James Levine, ex-Met Opera conductor, dies at 77 | Opera

Conductor James Levine, who ruled the Metropolitan Opera for more than four decades before being left out when his health deteriorated and was fired for sexual improprieties, died. He was 77 years old.

Levine died in Palm Springs, California, of natural causes, said his 17-year-old doctor, Dr. Len Horovitz, on Wednesday.

Levine made his Met debut in 1971 and became one of the company’s leading artists in more than a century of history, conducting 2,552 performances and governing his repertoire, orchestra and singers as musical or artistic director from 1976 until forced by general manager Peter Gelb in 2016 due to Parkinson’s disease.

Levine became emeritus music director and remained head of his young artist program, but was suspended on December 3, 2017, the day after conducting a Verdi Requiem in what turned out to be his final performance, after reports in the New York Post and in the New York Times of sexual misconduct dating back to the 1960s.

He was dismissed the following March and never again governed. He was scheduled to perform a comeback performance for the Ein Deutsches Requiem de Brahms in January in Florence, Italy, but the show was canceled due to the new coronavirus pandemic.

“No artist in the 137-year history of the Met has had an impact as profound as James Levine,” said Gelb in a statement. “It raised the Met’s musical standards to new and higher levels.”

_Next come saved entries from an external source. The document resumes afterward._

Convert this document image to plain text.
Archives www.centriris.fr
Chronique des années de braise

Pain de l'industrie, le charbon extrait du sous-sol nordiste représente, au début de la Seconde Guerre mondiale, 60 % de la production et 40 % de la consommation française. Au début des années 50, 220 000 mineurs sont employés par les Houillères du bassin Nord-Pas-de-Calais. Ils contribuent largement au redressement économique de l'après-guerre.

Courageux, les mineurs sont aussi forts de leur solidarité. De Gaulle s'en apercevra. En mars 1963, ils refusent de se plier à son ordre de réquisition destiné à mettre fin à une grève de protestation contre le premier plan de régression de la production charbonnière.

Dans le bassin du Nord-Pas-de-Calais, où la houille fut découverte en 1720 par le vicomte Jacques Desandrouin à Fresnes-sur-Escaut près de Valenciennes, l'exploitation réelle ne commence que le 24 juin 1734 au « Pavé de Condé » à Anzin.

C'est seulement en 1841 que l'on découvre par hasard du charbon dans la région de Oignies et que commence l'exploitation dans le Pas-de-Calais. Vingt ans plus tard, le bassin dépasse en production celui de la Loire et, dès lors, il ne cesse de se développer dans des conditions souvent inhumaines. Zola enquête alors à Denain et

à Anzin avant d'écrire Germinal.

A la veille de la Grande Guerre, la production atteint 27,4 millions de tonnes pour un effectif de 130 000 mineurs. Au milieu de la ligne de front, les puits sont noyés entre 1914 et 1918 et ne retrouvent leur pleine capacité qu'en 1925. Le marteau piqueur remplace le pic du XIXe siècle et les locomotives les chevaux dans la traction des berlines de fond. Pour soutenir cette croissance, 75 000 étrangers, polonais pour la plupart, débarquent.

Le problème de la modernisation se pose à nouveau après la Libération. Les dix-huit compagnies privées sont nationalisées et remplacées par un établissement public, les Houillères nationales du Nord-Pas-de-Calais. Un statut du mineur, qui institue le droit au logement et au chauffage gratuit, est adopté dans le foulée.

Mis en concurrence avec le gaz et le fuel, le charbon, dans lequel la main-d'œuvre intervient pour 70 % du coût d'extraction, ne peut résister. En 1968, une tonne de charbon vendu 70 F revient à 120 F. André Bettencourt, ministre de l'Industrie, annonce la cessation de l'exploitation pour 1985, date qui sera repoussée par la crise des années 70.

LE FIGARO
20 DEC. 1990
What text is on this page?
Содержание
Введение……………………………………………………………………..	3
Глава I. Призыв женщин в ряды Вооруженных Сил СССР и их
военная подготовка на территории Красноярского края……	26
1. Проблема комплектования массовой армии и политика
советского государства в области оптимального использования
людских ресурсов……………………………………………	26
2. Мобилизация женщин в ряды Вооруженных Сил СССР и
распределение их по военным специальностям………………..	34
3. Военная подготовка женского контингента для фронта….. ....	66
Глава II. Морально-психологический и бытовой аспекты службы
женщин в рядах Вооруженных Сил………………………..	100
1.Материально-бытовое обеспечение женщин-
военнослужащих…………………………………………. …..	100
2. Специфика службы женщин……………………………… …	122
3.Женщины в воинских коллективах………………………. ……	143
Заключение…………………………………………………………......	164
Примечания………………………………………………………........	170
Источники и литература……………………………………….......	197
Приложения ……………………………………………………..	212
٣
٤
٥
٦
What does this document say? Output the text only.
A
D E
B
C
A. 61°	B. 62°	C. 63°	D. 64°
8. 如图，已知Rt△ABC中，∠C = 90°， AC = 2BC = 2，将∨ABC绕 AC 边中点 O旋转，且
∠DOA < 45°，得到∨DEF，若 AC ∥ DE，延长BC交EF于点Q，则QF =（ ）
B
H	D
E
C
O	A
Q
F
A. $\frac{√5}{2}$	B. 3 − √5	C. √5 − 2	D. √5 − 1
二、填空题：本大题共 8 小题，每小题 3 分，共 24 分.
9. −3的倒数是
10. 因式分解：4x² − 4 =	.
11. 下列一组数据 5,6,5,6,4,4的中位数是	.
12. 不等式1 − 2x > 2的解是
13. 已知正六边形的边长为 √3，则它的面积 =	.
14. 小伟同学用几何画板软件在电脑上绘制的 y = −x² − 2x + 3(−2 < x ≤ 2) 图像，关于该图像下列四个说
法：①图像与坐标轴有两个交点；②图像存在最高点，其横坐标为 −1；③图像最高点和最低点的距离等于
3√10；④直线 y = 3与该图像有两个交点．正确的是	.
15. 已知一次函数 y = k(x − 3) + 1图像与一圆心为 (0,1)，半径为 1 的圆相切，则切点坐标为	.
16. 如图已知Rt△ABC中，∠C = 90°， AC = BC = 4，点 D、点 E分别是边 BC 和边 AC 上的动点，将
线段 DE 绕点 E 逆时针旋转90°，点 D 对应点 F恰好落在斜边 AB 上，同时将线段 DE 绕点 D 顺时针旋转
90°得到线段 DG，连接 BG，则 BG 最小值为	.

Levine was considered the best American conductor after Leonard Bernstein’s death in 1990. While he has raised the quality of the orchestra to the highest level since the company’s inception in 1883, his health has become a problem for more than a decade.

Levine started conducting while sitting in a chair in late 2001, and when tremors in his left arm and leg became noticeable in 2004, he said they started a decade earlier. His health worsened in 2006, when he stumbled and fell on stage at Boston’s Symphony Hall during the ovations that followed a performance and ruptured the rotator cuff, which required shoulder surgery.

He underwent an operation in 2008 to remove a kidney and another in 2009 to repair a herniated disc in his back. He then suffered spinal stenosis, which led to surgery in May and July 2011. He underwent another operation in September after falling and damaging a vertebra, an injury that left him aside until May 2013, when he returned and was driven of a motorized wheelchair that he would use for the rest of his career.

With Levine switching to emeritus, Yannick Nezet-Seguin was hired in June 2016 to succeed him as music director from 2020-21, a schedule eventually extended over two seasons.

After allegations of sexual impropriety were made public, the Met hired former US Attorney Robert J Cleary of Proskauer Rose to head the investigation, and the company said more than 70 people were interviewed.

“The investigation revealed credible evidence that Levine was involved in sexually abusive conduct and harassment before and during his time at the Met,” the company said in a statement.

“The investigation also revealed credible evidence that Levine was involved in sexually abusive and harassing conduct against vulnerable artists in the early stages of their careers, over which Levine had authority. In light of these findings, the Met concludes that it would be inappropriate and impossible for Mr. Levine to continue working at the Met. “

Levine sued the Met for breach of contract and defamation, seeking at least $ 5.8 million in damages. New York Supreme Court judge Andrea Masley dismissed all but one defamation charge, and the case was closed in 2019.

His brother Tom, an artist who was his longtime advisor, died in April last year at the age of 71 from leukemia.

Levine leaves his wife Suzanne Thomson, his longtime partner he married last year, according to Andrea Anson of his agency; sister Janet Levine and her husband Kenneth Irwin.